Using the above code, "MAIN" would find neither of those and the  
query would have to be exact.  I see below you've clarified this  
requirement...

> To achieve this we used doc.add(Field.Keyword("keywords",  
> keywords)); and while searching
> we cannot use standard analyzer, while searching, as divides the  
> keywords if we search keywords having space... so we wrote an  
> KeywordAnalyser(KeywordAnalyzer is basically returns only one  
> single token) as given below.

There is a KeywordAnalyzer now in the contrib/analyzers codebase, and  
it will ship with the next version of Lucene (or you could build it  
yourself and use it).  There is also a couple of variants of the  
KeywordAnalyzer in the Lucene in Action code (www.lucenebook.com).

> Which solve the above said problem, but we are not able to the wild  
> card searchs like MAIN*, etc.
>
> We need both the functionality ie.
> 1.  if user searches for MAIN BOARD, should get only documents that  
> contain MAIN BOARD and not MAIN LOGIC, MAIN, MAIN PART etc.
> 2. User should be able to do the wild card search like MAIN*, etc  
> and get the desired documents.
>
> Please let us know, how we should do the indexing ? and which  
> analyzer to use to do the search ?

There are many ways to go about this sort of thing, and I apologize  
for being short on time and not able to explain them all fully.  One  
option is to keep the tokenization using a traditional analyzer so  
that it separates by whitespace, but when a user queries it turns  
into a PhraseQuery.  If you really mean for wildcards to be single  
words in the field (in other words, users don't need to query on MA*)  
then the space separated tokenization would work fine here as well.
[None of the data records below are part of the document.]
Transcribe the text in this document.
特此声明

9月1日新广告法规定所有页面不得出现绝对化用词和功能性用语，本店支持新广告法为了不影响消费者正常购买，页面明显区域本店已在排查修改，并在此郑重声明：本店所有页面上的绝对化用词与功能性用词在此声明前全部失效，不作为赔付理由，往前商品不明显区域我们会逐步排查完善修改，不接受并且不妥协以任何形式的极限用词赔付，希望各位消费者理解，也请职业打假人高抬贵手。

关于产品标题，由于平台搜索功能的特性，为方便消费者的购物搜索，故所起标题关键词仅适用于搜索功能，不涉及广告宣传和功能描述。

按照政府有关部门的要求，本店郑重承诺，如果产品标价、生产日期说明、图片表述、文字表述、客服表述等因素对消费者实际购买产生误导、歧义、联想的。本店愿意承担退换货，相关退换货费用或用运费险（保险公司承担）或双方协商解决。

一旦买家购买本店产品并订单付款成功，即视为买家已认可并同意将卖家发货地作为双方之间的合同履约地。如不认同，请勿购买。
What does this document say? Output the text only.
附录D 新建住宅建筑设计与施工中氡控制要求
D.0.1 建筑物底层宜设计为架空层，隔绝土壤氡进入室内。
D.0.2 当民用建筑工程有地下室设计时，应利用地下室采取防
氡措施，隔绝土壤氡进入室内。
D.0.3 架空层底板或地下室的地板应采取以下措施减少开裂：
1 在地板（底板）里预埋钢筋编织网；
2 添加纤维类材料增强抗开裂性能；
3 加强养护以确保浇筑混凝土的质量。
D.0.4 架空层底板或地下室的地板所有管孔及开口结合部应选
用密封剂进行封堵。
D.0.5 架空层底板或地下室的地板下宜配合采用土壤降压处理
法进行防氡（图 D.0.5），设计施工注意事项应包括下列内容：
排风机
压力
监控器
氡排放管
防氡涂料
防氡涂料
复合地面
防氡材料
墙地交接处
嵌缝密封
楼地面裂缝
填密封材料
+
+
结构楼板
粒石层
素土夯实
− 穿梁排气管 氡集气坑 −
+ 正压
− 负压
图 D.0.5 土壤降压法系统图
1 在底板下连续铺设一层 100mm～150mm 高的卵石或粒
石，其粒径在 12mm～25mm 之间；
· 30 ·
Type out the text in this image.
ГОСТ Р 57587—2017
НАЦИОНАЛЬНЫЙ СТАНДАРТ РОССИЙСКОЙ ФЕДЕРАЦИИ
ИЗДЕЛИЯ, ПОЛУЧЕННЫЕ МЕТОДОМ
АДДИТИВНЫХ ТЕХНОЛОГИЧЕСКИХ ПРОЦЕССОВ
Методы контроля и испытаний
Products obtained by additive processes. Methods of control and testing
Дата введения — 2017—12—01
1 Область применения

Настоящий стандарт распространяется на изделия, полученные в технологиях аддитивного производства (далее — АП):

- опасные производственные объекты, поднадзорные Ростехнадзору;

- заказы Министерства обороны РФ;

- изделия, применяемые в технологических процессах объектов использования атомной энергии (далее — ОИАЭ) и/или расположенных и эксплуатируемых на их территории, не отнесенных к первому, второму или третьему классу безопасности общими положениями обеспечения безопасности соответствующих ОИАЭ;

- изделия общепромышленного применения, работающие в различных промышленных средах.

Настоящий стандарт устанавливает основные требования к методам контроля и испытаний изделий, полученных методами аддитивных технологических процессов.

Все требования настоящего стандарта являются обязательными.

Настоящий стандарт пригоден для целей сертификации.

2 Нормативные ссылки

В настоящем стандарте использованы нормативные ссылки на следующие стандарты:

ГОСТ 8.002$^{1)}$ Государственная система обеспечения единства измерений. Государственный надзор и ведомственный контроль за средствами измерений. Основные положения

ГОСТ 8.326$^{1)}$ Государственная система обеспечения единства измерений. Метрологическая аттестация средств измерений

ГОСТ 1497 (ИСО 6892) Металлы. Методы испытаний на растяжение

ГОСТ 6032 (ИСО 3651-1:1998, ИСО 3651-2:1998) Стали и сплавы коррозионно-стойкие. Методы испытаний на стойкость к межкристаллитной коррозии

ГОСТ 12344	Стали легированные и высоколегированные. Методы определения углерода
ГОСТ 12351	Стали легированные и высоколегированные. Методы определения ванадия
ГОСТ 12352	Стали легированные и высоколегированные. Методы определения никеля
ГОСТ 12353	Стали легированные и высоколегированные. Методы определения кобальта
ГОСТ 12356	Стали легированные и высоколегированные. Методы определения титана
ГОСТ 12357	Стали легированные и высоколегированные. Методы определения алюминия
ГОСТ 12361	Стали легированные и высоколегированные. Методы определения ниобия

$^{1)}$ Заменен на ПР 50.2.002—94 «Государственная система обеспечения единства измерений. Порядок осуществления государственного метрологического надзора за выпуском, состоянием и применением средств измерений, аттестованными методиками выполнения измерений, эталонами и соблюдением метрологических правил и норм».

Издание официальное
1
It is important to think through the analysis process as well as the  
search interface issues (the interface must be given thorough  
consideration and treated as a first class citizen when discussing  
implementations), especially when wildcard and range queries come  
up.  It has been a hot topic recently on how to deal with wildcards  
and ranges efficiently.  In your example, if by "MAIN*" you intend  
for the word MAIN to be a unique token and the user would choose a  
full word to search upon and merely wants to find it within a larger  
field then wildcards are not necessary.